Выбрать главу

Встал вопрос о праве германских подданных на судебную защиту. Это право было прямо оговорено в Гаагской конвенции о законах сухопутной войны 1907 г., и лишение их судебной защиты в России являлось, таким образом, явным нарушением международного права. Когда Сазонов спросил моё мнение по этому вопросу ещё в 1915 г., то я сказал ему, что неправомерность лишения неприятельских подданных судебной защиты неоспорима, но вместе с тем я привёл ему все постановления германского военного законодательства касательно права обращения в суд неприятельских подданных, которые фактически совершенно аннулировали их судебную защиту. Далее я сказал, что если Германия прибегнет к репрессалиям в этой области, для нас это не страшно, так как наши подданные в Германии при настоящих условиях лишены возможности обращения в германский суд. Оставалось, таким образом, принять в расчёт только декларативную сторону и неблагоприятное впечатление, которое произведёт такое правонарушение с нашей стороны на нейтральные государства.
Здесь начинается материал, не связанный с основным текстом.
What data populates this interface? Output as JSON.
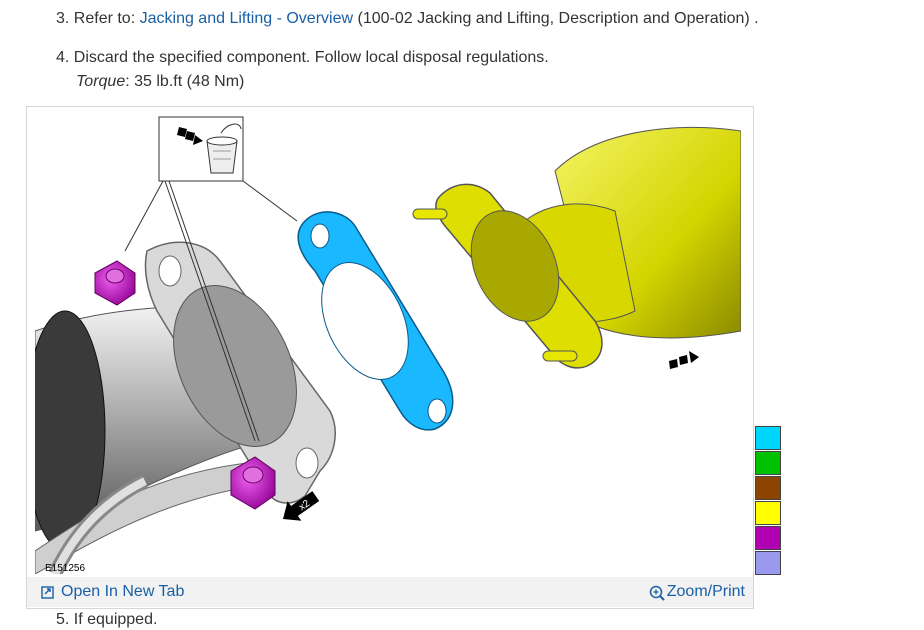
{
  "steps": {
    "step3_prefix": "3. Refer to:",
    "step3_link": "Jacking and Lifting - Overview",
    "step3_suffix": "(100-02 Jacking and Lifting, Description and Operation) .",
    "step4_text": "4. Discard the specified component. Follow local disposal regulations.",
    "torque_label": "Torque",
    "torque_value": ": 35 lb.ft (48 Nm)",
    "step5_text": "5. If equipped."
  },
  "figure": {
    "id_label": "E151256",
    "callout_count": "x2",
    "open_tab_label": "Open In New Tab",
    "zoom_print_label": "Zoom/Print",
    "icons": [
      "open-new-tab-icon",
      "zoom-in-icon",
      "disposal-bin-icon",
      "arrow-icon"
    ]
  },
  "legend": {
    "colors": [
      "#00d5ff",
      "#00c000",
      "#8b4500",
      "#ffff00",
      "#b000b0",
      "#9999ee"
    ]
  },
  "colors": {
    "link": "#1a5fa6",
    "gasket": "#1ab8ff",
    "nut": "#c000c0",
    "catalytic_converter": "#d8d800",
    "pipe": "#c8c8c8"
  }
}
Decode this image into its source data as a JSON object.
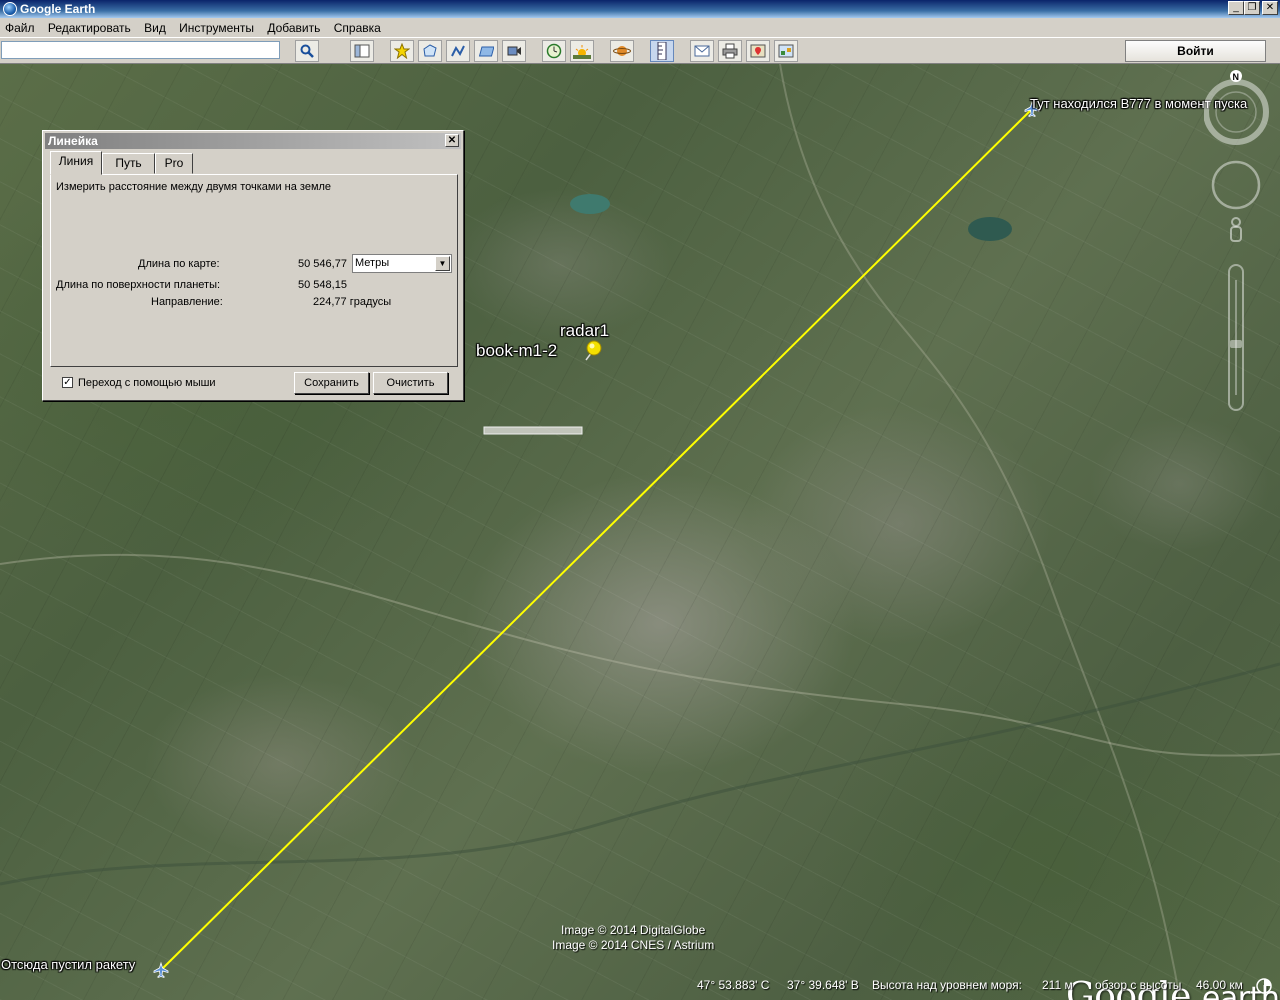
{
  "window": {
    "title": "Google Earth",
    "minimize": "_",
    "restore": "❐",
    "close": "✕"
  },
  "menu": {
    "items": [
      "Файл",
      "Редактировать",
      "Вид",
      "Инструменты",
      "Добавить",
      "Справка"
    ]
  },
  "toolbar": {
    "search_value": "",
    "login_label": "Войти",
    "icons": [
      "search-icon",
      "sidebar-icon",
      "placemark-icon",
      "polygon-icon",
      "path-icon",
      "overlay-icon",
      "tour-icon",
      "historical-imagery-icon",
      "sunlight-icon",
      "planets-icon",
      "ruler-icon",
      "email-icon",
      "print-icon",
      "maps-icon",
      "save-image-icon"
    ]
  },
  "map": {
    "labels": {
      "b777": "Тут находился B777 в момент пуска",
      "launch": "Отсюда пустил ракету",
      "radar": "radar1",
      "book": "book-m1-2"
    },
    "measure_line_color": "#ffff00",
    "compass_north": "N",
    "credits": [
      "Image © 2014 DigitalGlobe",
      "Image © 2014 CNES / Astrium"
    ],
    "logo": {
      "google": "Google",
      "earth": "earth"
    }
  },
  "ruler": {
    "title": "Линейка",
    "close": "✕",
    "tabs": [
      "Линия",
      "Путь",
      "Pro"
    ],
    "active_tab": "Линия",
    "description": "Измерить расстояние между двумя точками на земле",
    "map_length_label": "Длина по карте:",
    "map_length_value": "50 546,77",
    "units": "Метры",
    "ground_length_label": "Длина по поверхности планеты:",
    "ground_length_value": "50 548,15",
    "heading_label": "Направление:",
    "heading_value": "224,77 градусы",
    "mouse_nav_label": "Переход с помощью мыши",
    "mouse_nav_checked": true,
    "checkmark": "✓",
    "save_label": "Сохранить",
    "clear_label": "Очистить"
  },
  "status": {
    "lat": "47° 53.883' С",
    "lon": "37° 39.648' В",
    "elevation_label": "Высота над уровнем моря:",
    "elevation_value": "211 м",
    "eye_alt_label": "обзор с высоты",
    "eye_alt_value": "46.00 км"
  }
}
Когда Сазонов убедился, что германский режим ничем не отличается от предположенного официального лишения германских подданных судебной защиты в России, он совсем перестал этим интересоваться, считая этот вопрос исключительно юридическим, и снял свои возражения. Этот мой разговор с Сазоновым имел место летом 1915 г., когда я замещал Нольде. Последний, однако, стоял на той точке зрения, что лишение немцев судебной защиты создаст затруднения для будущих русско-германских отношений. Это было основное противоречие во взглядах на задачи войны между Нольде и мной, и Сазонов, как Нольде его ни убеждал, остался пассивным. Дело было решено окончательно в Сенате.

Накануне «Новое время», занимавшее германофобскую позицию, опубликовало списки сенаторов с германскими фамилиями. Таких было огромное количество, и эффект этой публикации был тот, что Сенат подавляющим большинством высказался за лишение германских подданных судебной защиты. Нольде был сильно разочарован этим решением. Хотя он не мог не знать фактического положения русских в Германии в это время, он часто после этого говорил, что «неполитично сжигать за собой мосты» и что «когда-нибудь да кончится война и надо будет снова налаживать отношения с Германией».
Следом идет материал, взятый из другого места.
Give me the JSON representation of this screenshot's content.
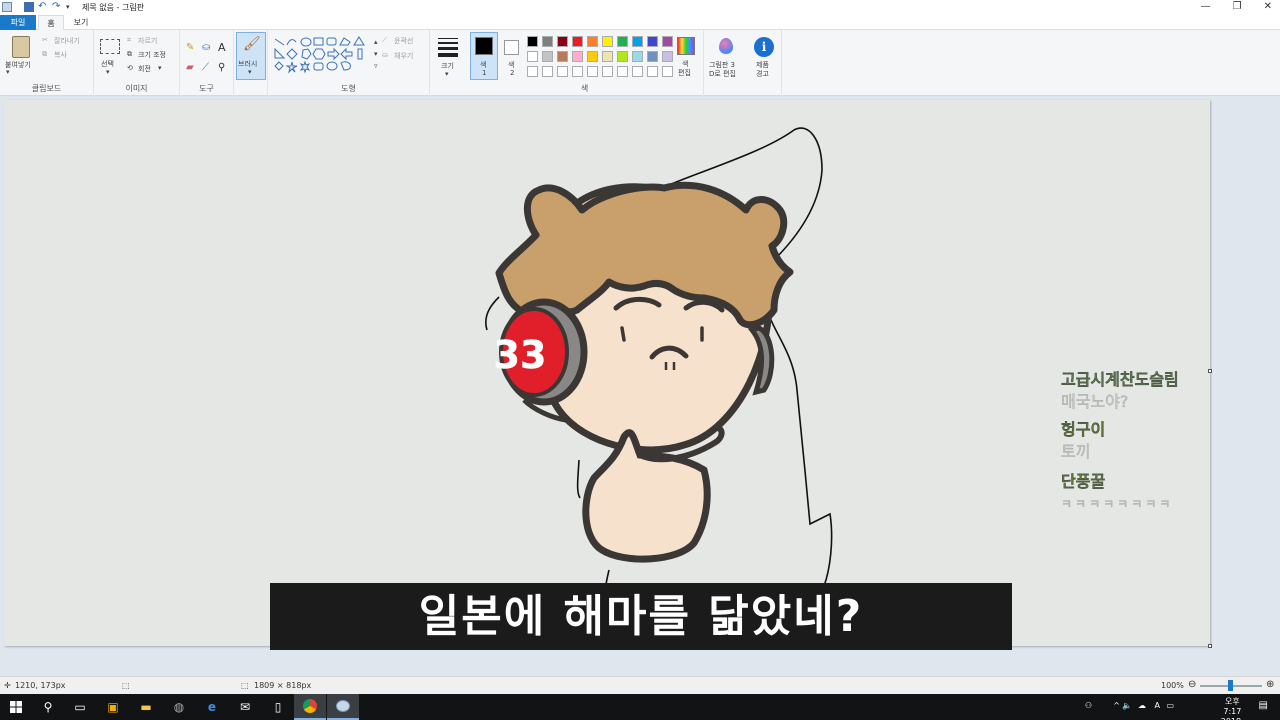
{
  "window": {
    "title": "제목 없음 - 그림판"
  },
  "tabs": {
    "file": "파일",
    "home": "홈",
    "view": "보기"
  },
  "ribbon": {
    "clipboard": {
      "paste": "붙여넣기",
      "cut": "잘라내기",
      "copy": "복사",
      "label": "클립보드"
    },
    "image": {
      "select": "선택",
      "crop": "자르기",
      "resize": "크기 조정",
      "rotate": "회전",
      "label": "이미지"
    },
    "tools": {
      "label": "도구"
    },
    "brushes": {
      "label": "브러시"
    },
    "shapes": {
      "outline": "윤곽선",
      "fill": "채우기",
      "label": "도형"
    },
    "size": {
      "label": "크기"
    },
    "colors": {
      "color1_line1": "색",
      "color1_line2": "1",
      "color2_line1": "색",
      "color2_line2": "2",
      "edit_line1": "색",
      "edit_line2": "편집",
      "label": "색",
      "palette_row1": [
        "#000000",
        "#7f7f7f",
        "#880015",
        "#ed1c24",
        "#ff7f27",
        "#fff200",
        "#22b14c",
        "#00a2e8",
        "#3f48cc",
        "#a349a4"
      ],
      "palette_row2": [
        "#ffffff",
        "#c3c3c3",
        "#b97a57",
        "#ffaec9",
        "#ffc90e",
        "#efe4b0",
        "#b5e61d",
        "#99d9ea",
        "#7092be",
        "#c8bfe7"
      ],
      "palette_row3": [
        "#ffffff",
        "#ffffff",
        "#ffffff",
        "#ffffff",
        "#ffffff",
        "#ffffff",
        "#ffffff",
        "#ffffff",
        "#ffffff",
        "#ffffff"
      ]
    },
    "paint3d": {
      "line1": "그림판 3",
      "line2": "D로 편집"
    },
    "product_alert": {
      "line1": "제품",
      "line2": "경고"
    }
  },
  "canvas": {
    "badge_number": "33"
  },
  "chat": [
    {
      "nick": "고급시계찬도슬림",
      "msg": "매국노야?"
    },
    {
      "nick": "헝구이",
      "msg": "토끼"
    },
    {
      "nick": "단풍꿀",
      "msg": "ㅋㅋㅋㅋㅋㅋㅋㅋ"
    }
  ],
  "subtitle": "일본에 해마를 닮았네?",
  "status": {
    "cursor_pos": "1210, 173px",
    "canvas_size": "1809 × 818px",
    "zoom": "100%"
  },
  "taskbar": {
    "time": "오후 7:17",
    "date": "2018-12-09",
    "ime": "A"
  }
}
Укажу при этом, что германофобская кампания «Нового времени» была в этот момент настолько сильна, что Нольде обратился ко мне с конфиденциальной просьбой о том, чтобы я стал инициатором письменного протеста в газеты от группы чиновников МИД с русскими фамилиями касательно лояльности остальных чиновников, с иностранными фамилиями, которых в министерстве было большинство. Я, конечно, выразил своё согласие, хотя и был крайне удивлён этим предложением. Но вечером того же дня Нольде просил меня прекратить все шаги в этом направлении, так как Сазонов сказал, что считает совершенно недопустимым, чтобы одна часть министерства защищала публично другую часть. Он считал это «деморализацией ведомства». Излишне говорить, какое тяжёлое впечатление произвело бы это выступление за границей, и хотя мне невозможно было в силу моих дружеских отношений с Нольде отказаться от этого предложения, в особенности ввиду слов Нольде, сказанных шутливо, но всё же сказанных им: «…чтобы общество поверило, что мы не изменники», или вообще отговорить его от этого предприятия, но в душе я был очень рад отрицательному решению Сазонова.
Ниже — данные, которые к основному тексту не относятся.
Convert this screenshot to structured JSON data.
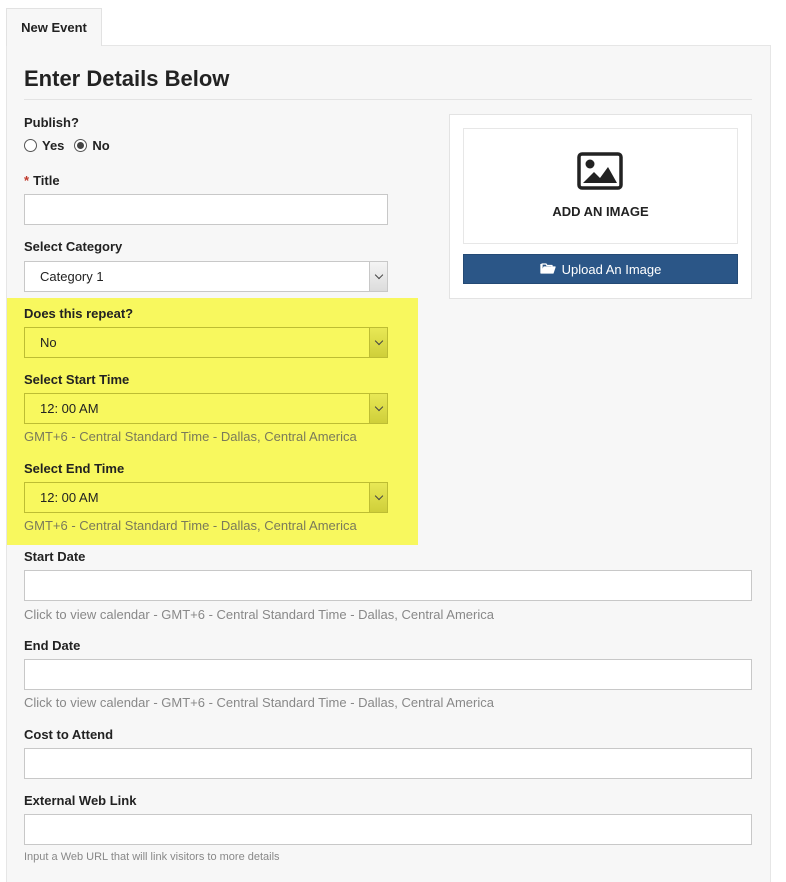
{
  "tab": {
    "label": "New Event"
  },
  "form": {
    "heading": "Enter Details Below",
    "publish": {
      "label": "Publish?",
      "options": [
        {
          "label": "Yes",
          "checked": false
        },
        {
          "label": "No",
          "checked": true
        }
      ]
    },
    "title": {
      "required_mark": "*",
      "label": "Title",
      "value": ""
    },
    "category": {
      "label": "Select Category",
      "value": "Category 1"
    },
    "repeat": {
      "label": "Does this repeat?",
      "value": "No"
    },
    "start_time": {
      "label": "Select Start Time",
      "value": "12: 00 AM",
      "help": "GMT+6 - Central Standard Time - Dallas, Central America"
    },
    "end_time": {
      "label": "Select End Time",
      "value": "12: 00 AM",
      "help": "GMT+6 - Central Standard Time - Dallas, Central America"
    },
    "start_date": {
      "label": "Start Date",
      "value": "",
      "help": "Click to view calendar - GMT+6 - Central Standard Time - Dallas, Central America"
    },
    "end_date": {
      "label": "End Date",
      "value": "",
      "help": "Click to view calendar - GMT+6 - Central Standard Time - Dallas, Central America"
    },
    "cost": {
      "label": "Cost to Attend",
      "value": ""
    },
    "web_link": {
      "label": "External Web Link",
      "value": "",
      "help": "Input a Web URL that will link visitors to more details"
    }
  },
  "image": {
    "add_label": "ADD AN IMAGE",
    "upload_label": "Upload An Image",
    "icon": "image-icon",
    "upload_icon": "folder-open-icon"
  },
  "colors": {
    "highlight": "#f8f85e",
    "upload_button": "#2b5687",
    "panel_background": "#f7f7f7",
    "required": "#c0392b"
  }
}
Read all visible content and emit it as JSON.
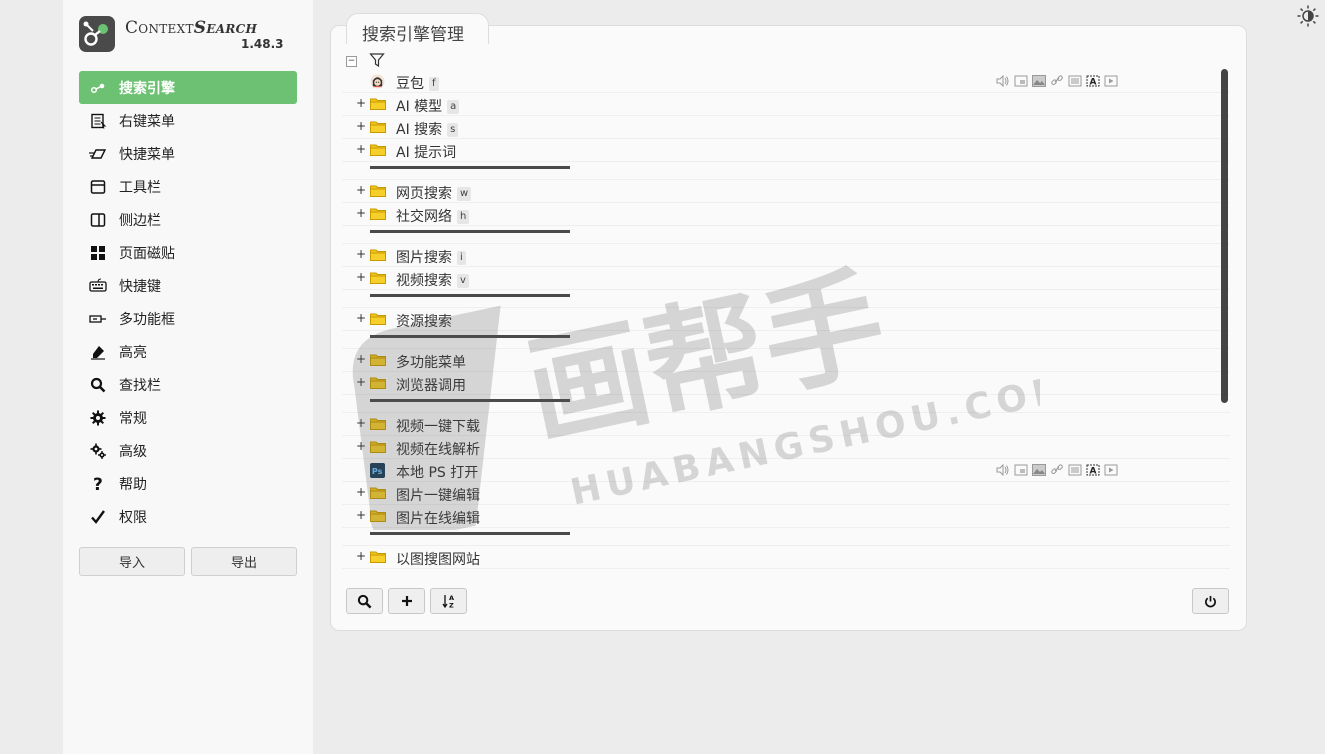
{
  "brand": {
    "title_a": "Context",
    "title_b": "Search",
    "version": "1.48.3"
  },
  "nav": [
    {
      "label": "搜索引擎",
      "icon": "search-engines-icon",
      "active": true
    },
    {
      "label": "右键菜单",
      "icon": "context-menu-icon"
    },
    {
      "label": "快捷菜单",
      "icon": "quick-menu-icon"
    },
    {
      "label": "工具栏",
      "icon": "toolbar-icon"
    },
    {
      "label": "侧边栏",
      "icon": "sidebar-icon"
    },
    {
      "label": "页面磁贴",
      "icon": "page-tiles-icon"
    },
    {
      "label": "快捷键",
      "icon": "keyboard-icon"
    },
    {
      "label": "多功能框",
      "icon": "omnibox-icon"
    },
    {
      "label": "高亮",
      "icon": "highlight-icon"
    },
    {
      "label": "查找栏",
      "icon": "find-bar-icon"
    },
    {
      "label": "常规",
      "icon": "gear-icon"
    },
    {
      "label": "高级",
      "icon": "advanced-gears-icon"
    },
    {
      "label": "帮助",
      "icon": "help-icon"
    },
    {
      "label": "权限",
      "icon": "check-icon"
    }
  ],
  "io": {
    "import_label": "导入",
    "export_label": "导出"
  },
  "panel": {
    "tab_label": "搜索引擎管理"
  },
  "tree": {
    "items": [
      {
        "type": "engine",
        "label": "豆包",
        "key": "f",
        "icon": "doubao-icon",
        "context_icons": true
      },
      {
        "type": "folder",
        "label": "AI 模型",
        "key": "a"
      },
      {
        "type": "folder",
        "label": "AI 搜索",
        "key": "s"
      },
      {
        "type": "folder",
        "label": "AI 提示词",
        "key": ""
      },
      {
        "type": "separator"
      },
      {
        "type": "folder",
        "label": "网页搜索",
        "key": "w"
      },
      {
        "type": "folder",
        "label": "社交网络",
        "key": "h"
      },
      {
        "type": "separator"
      },
      {
        "type": "folder",
        "label": "图片搜索",
        "key": "i"
      },
      {
        "type": "folder",
        "label": "视频搜索",
        "key": "v"
      },
      {
        "type": "separator"
      },
      {
        "type": "folder",
        "label": "资源搜索",
        "key": ""
      },
      {
        "type": "separator"
      },
      {
        "type": "folder",
        "label": "多功能菜单",
        "key": ""
      },
      {
        "type": "folder",
        "label": "浏览器调用",
        "key": ""
      },
      {
        "type": "separator"
      },
      {
        "type": "folder",
        "label": "视频一键下载",
        "key": ""
      },
      {
        "type": "folder",
        "label": "视频在线解析",
        "key": ""
      },
      {
        "type": "engine",
        "label": "本地 PS 打开",
        "key": "",
        "icon": "photoshop-icon",
        "context_icons": true
      },
      {
        "type": "folder",
        "label": "图片一键编辑",
        "key": ""
      },
      {
        "type": "folder",
        "label": "图片在线编辑",
        "key": ""
      },
      {
        "type": "separator"
      },
      {
        "type": "folder",
        "label": "以图搜图网站",
        "key": ""
      }
    ]
  },
  "toolbar": {
    "search_icon": "search-icon",
    "add_icon": "plus-icon",
    "sort_icon": "sort-az-icon",
    "power_icon": "power-icon"
  },
  "watermark": {
    "main": "画帮手",
    "sub": "HUABANGSHOU.COM"
  },
  "colors": {
    "accent": "#6dc173",
    "folder": "#f5c518",
    "folder_edge": "#c79a00"
  }
}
Возвращаясь к деятельности «Комитета по борьбе с немецким засильем», должен отметить, что после первых же торжественных заседаний в Мариинском дворце и перехода к делу я встретил почти всех своих знакомых чиновников по прежним междуведомственным совещаниям о неприятельских подданных. Роль Стишинского свелась довольно быстро к обычной роли председателя подобных совещаний, и на деле комитет вместо боевой политической деятельности занялся административной и законодательной «вермишелью». Не только не было создано никакой общей политической программы в этом вопросе, но, наоборот, Стишинский, несмотря на всё своё желание всех обворожить, тщательно избегал общих обсуждений вопроса. Главный пункт — относительно наших Балтийских провинций — был самым решительным образом изъят из обсуждения. Таким образом, оставалось применять искоренительные меры только к натурализованным немцам и искать «стрелочников».